Fanny Winifred Edwards (21 February 1876 – 16 November 1959) was a school teacher, children's author and dramatist. She was born, lived, worked and died near Ffestiniog in North Wales: her writing was in the Welsh language.

==Life==
Edwards was born in Penrhyndeudraeth, a large village that became notable, during the war torn years of the early twentieth century, as a manufacturing centre for gun cotton. Her father, William Edwards, was a master mariner: several of her brothers also became sea-farers. Her twelve recorded siblings included the poet William Thomas Edwards (1863–1940).
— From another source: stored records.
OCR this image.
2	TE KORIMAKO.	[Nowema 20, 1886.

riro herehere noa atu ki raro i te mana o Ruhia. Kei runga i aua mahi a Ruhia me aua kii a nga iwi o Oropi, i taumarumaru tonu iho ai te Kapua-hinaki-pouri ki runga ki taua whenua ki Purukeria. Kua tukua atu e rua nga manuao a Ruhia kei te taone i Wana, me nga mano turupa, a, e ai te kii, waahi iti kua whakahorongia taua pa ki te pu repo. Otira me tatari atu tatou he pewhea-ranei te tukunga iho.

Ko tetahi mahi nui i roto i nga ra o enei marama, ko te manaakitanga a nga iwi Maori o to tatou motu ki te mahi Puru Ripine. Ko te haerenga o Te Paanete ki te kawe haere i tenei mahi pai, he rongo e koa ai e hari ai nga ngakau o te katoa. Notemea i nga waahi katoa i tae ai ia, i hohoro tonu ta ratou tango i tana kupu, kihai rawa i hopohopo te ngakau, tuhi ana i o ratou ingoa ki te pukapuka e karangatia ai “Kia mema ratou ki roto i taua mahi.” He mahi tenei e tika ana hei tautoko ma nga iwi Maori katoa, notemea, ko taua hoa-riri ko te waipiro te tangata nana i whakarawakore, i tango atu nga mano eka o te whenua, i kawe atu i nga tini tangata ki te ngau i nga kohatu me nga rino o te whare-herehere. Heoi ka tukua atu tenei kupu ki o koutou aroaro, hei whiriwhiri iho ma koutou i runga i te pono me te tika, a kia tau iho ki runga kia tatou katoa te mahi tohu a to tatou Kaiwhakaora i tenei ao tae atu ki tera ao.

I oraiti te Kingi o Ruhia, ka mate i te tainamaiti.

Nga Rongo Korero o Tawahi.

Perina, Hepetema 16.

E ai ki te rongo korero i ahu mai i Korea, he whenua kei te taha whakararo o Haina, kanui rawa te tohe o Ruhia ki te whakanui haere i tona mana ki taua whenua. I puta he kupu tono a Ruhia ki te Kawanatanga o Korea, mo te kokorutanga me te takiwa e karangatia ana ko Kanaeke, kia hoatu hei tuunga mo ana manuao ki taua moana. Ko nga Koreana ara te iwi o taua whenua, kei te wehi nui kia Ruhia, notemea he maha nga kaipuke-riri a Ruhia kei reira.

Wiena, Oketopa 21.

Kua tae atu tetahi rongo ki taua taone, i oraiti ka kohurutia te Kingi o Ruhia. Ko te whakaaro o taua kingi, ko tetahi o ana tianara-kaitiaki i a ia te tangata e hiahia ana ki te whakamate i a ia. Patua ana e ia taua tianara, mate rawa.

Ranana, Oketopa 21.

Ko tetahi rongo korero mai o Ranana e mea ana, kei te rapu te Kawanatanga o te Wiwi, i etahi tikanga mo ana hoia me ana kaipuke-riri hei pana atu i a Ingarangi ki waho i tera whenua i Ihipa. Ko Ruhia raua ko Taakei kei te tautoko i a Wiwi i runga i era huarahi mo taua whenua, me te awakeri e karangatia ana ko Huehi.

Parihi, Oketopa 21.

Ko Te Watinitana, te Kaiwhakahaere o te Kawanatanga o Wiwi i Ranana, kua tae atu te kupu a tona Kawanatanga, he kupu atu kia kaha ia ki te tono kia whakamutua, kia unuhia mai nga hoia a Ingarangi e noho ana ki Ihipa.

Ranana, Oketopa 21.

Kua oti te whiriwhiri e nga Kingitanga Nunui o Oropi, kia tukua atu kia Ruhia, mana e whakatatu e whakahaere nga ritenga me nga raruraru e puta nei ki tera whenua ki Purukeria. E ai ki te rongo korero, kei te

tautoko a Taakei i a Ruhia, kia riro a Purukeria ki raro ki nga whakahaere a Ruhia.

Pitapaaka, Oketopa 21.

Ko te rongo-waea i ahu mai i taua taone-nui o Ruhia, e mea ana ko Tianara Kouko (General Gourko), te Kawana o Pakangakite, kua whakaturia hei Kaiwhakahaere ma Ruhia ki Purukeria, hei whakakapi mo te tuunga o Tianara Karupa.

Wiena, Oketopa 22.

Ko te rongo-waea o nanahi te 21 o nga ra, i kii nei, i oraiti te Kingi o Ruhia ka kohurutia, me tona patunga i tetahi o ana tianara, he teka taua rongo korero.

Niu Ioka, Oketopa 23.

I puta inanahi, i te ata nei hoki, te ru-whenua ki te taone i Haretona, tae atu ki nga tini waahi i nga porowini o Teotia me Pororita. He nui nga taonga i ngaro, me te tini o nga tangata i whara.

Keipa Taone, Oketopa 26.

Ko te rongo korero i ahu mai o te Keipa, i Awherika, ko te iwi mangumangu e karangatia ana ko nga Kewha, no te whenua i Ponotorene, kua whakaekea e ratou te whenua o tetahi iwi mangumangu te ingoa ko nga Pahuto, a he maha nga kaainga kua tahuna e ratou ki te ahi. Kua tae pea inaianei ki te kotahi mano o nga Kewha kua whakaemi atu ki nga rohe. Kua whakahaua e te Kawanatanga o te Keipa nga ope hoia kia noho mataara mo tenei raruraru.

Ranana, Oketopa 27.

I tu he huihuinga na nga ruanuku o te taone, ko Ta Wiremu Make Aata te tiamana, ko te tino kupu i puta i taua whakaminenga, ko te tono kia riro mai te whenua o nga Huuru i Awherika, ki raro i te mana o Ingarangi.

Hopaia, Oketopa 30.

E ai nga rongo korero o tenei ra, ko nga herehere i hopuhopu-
She attended school in Penrhyndeudraeth, becoming a pupil-teacher and, subsequently, a permanent teacher. By the time of her retirement at the end of 1944 she had taught at the school for more than fifty years.
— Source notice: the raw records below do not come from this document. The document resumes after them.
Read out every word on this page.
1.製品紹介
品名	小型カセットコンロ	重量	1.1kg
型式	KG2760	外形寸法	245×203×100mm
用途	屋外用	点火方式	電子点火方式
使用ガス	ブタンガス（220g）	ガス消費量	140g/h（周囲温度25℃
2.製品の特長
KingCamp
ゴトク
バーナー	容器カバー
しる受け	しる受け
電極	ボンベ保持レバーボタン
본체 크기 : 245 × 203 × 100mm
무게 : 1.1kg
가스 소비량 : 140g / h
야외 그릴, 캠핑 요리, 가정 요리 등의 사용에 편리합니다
In the south of the country the Welsh language was in retreat due to the large-scale immigration from England that accompanied industrialisation, and Edwards became conscious of a shortage of appropriate published children's literature, which she remedied for her own purposes by writing short stories that she could read to her classes. During the early twentieth century the polymath-educationalist Owen Morgan Edwards, one of whose varied functions was as a schools inspector, came across her at work and urged her to publish. The result, for Fanny Winifred Edwards, was a sixty-year career as a published author.
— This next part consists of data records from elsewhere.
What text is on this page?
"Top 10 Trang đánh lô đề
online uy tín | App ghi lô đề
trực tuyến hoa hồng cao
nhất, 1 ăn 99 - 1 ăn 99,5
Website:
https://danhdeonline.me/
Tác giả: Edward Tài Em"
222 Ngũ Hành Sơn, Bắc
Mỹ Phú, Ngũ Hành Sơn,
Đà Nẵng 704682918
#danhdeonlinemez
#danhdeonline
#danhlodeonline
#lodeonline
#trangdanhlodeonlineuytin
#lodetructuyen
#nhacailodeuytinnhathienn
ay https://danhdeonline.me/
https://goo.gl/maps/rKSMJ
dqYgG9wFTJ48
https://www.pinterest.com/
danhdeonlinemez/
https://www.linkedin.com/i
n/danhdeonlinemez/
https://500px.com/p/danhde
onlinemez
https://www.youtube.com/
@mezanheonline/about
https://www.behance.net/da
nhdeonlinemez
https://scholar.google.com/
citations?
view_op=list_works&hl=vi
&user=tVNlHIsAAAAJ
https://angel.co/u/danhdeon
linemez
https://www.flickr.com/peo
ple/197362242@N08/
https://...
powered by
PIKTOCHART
Starting in 1902, she published more than 150 short stories in Cymru'r Plant, the Welsh language children's magazine launched by Owen Morgan Edwards at the tail end of the previous century. She also wrote two children's novels, Cit (1908) and Dros y gamfa (1926), which initially appeared in serial form in the same magazine. Five volumes comprising collections of her short stories were published between 1925 and 1951. Edwards also wrote 17 short one-act plays, most of them for children. One of these was translated into English by Margaret Rosser, appearing in 1951 as "Choosing a hat".

She never married. Beyond her writing and teaching, Edwards was active in the North Wales Women's Temperance Union and the Merioneth Historical and Records Society.

Edwards was a committed member of the Nazareth Presbyterian congregation at Penrhyndeudraeth, closely involved in its Sunday School. She died at Ffestiniog on 16 November 1959: her body is buried at Penrhyndeudraeth's Nazareth cemetery.